Jonathan Morrison
Foster + Partners’ architects accused of climate betrayal over new airport in Saudi Arabia
Britain’s largest firm of architects has been accused of hypocrisy by environmentalists after it revealed designs for a second international airport in Saudi Arabia.
Foster + Partners was already working on an airport in the west of the country as part of the “Red Sea Project” to create a luxury resort with 8,000 rooms by 2022. Its new set of designs, apparently inspired by a desert mirage, are for a terminal and control tower to serve the similar, but even more exclusive, Amaala complex on the northwest coast.
Foster + Partners, which has offices in the Abu Dhabi and Dubai, as well as across the globe, was immediately accused of breaching its own promises on climate change by campaigners. The 1,300-strong firm, which is still led by Lord Foster, 85, its founder, was one of the first signatories to the “Architects Declare” manifesto on climate change last year, committing to “evaluating all new projects against the aspiration to contribute positively to mitigating climate breakdown”.

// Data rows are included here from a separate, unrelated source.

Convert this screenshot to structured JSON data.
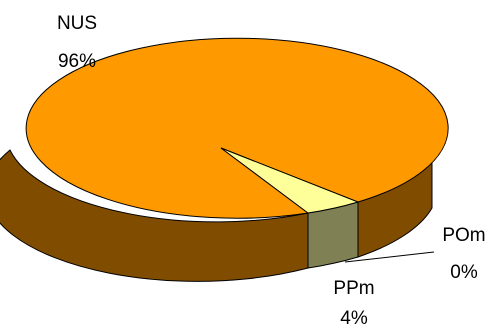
{
  "chart_data": {
    "type": "pie",
    "style": "3d",
    "title": "",
    "slices": [
      {
        "name": "NUS",
        "percent_label": "96%",
        "value": 96,
        "color": "#FF9900",
        "side_color": "#7F4C00"
      },
      {
        "name": "POm",
        "percent_label": "0%",
        "value": 0.4,
        "color": "#FFFF99",
        "side_color": "#7F7F4C"
      },
      {
        "name": "PPm",
        "percent_label": "4%",
        "value": 3.6,
        "color": "#808055",
        "side_color": "#808055"
      }
    ],
    "legend": "none"
  }
}
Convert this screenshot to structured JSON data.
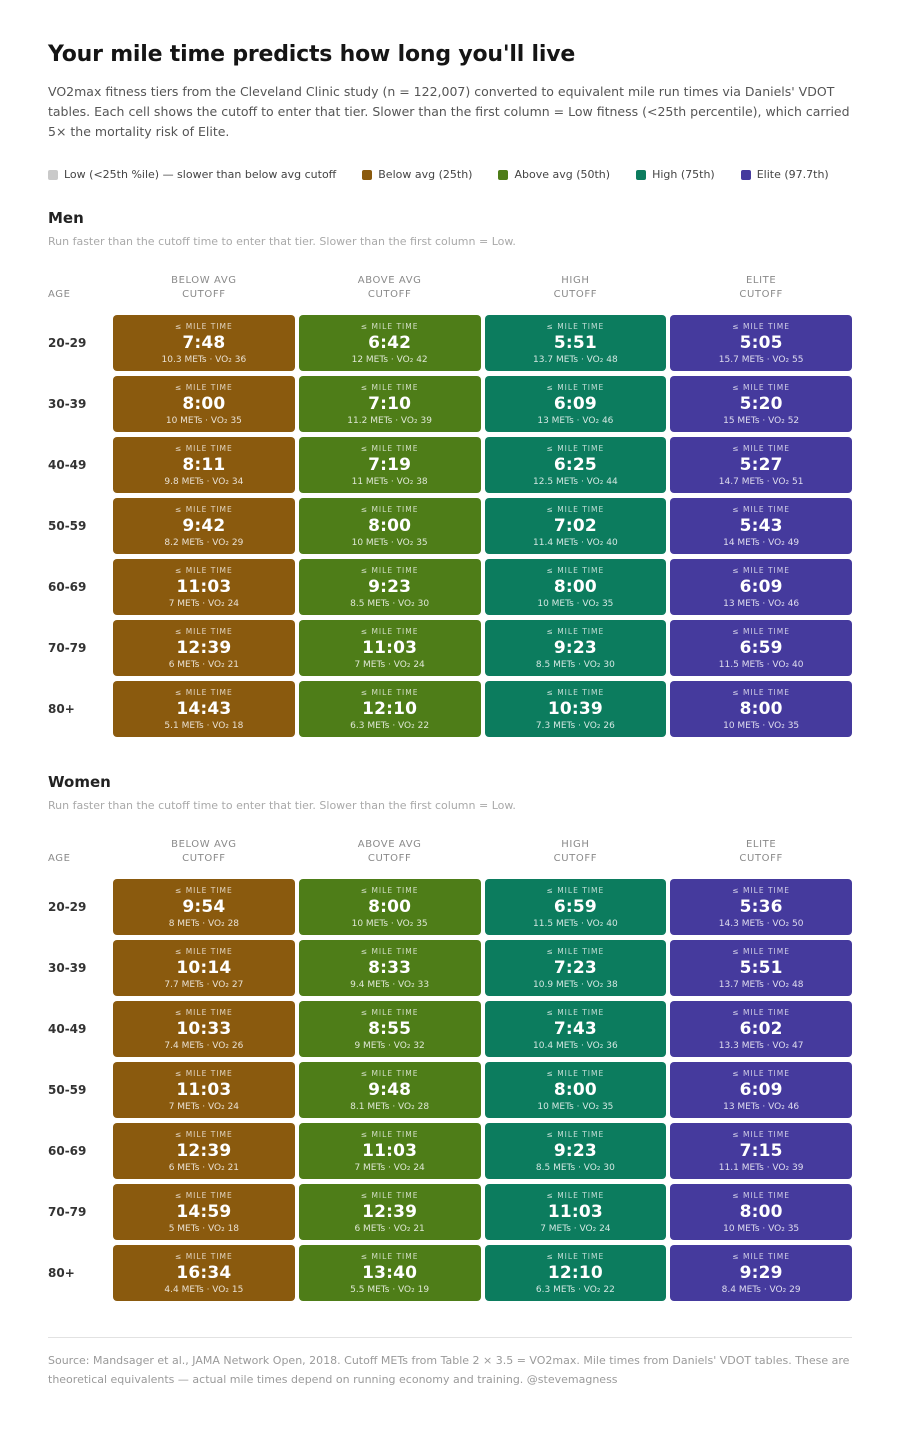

The architecture firm said the terminal would be “akin to a private members club”
However, following the revelation of the new design, Friends of the Earth, the international pressure group, was quick to question the architects’ green credentials. Jamie Peters, Campaigns Director at Friends of the Earth, said: “Concern over damaging climate breakdown shouldn’t know geographical bounds, the last thing the planet needs is new airport capacity for more polluting flights. That goes for Stanstead [which was also designed by Lord Foster, the ] as well as Saudi Arabia.
“Foster + Partners are an internationally known firm who have said we must mitigate climate breakdown, making this proposal all the more apparently hypocritical. It’s not the surrounding landscape they should respond to, but the climate emergency.”
The criticism was echoed by others in the architecture profession. Andrew Waugh, an expert in sustainable design at Waugh Thistleton, added: “It’s hard to think of a worse building to be working on if you care at all about our planet.
“I’d love to see the real evidence of how they believe this project meets the obligations of a signatory of Architects Declare and the promises made to design net zero-carbon buildings. It’s sad to be let down by a company of such standing: they should be leading the world, not helping to finish it off.”
The ultra-exclusive Amaala resort is being built across a 4155 km sq site as part of the government’s ambitious Vision 2030 plan to transform Saudi Arabia’s economy and diversify it away from oil. Whilst the development aspires to be carbon-neutral in operation, the new airport could be used by up to a million passengers a year and is intended to attract ultra-high net worth travellers with the help of climate-controlled hangars for private jets and a ground transfer service from inside the place of arrival. Work is expected to be completed by 2023.
Revealing the design, Gerard Evenden, the Foster + Partners senior executive partner responsible, said the airport would be “akin to a private members club.”
“Responding to the surrounding landscape, the terminal building will form an exclusive gateway to the Amaala resort,” he said.
“The passenger experience through the entire building will be akin to a private members’ club – luxurious and relaxing. Focusing on the themes of art, wellbeing and sport, the design seeks to establish a new model for private terminals that provides a seamless experience from resort to aeroplane.”
Foster + Partners has won several prestigious projects in Saudi Arabia in recent years. The firm completed the kingdom’s first skyscraper, the Al Faisaliah centre, in 2000 and is currently working on the Jabal Omar hotel and apartment complex in Mecca and the Haramain high-speed rail network.
However, Lord Foster stepped down from the advisory board of the government’s Neom project, an ambitious £382 billion scheme to build a fully automated new city on the Red Sea, after the horrific murder of dissident journalist Jamal Khashoggi in the country’s Istanbul consulate in October 2018. The Neom project, which was intended to span the borders of Egypt and Jordan and create an independent trade zone with its own legislation, had been the centrepiece of the Vision 2030 strategy announced in 2016 by Crown Prince Mohammed bin Salman, the de facto ruler.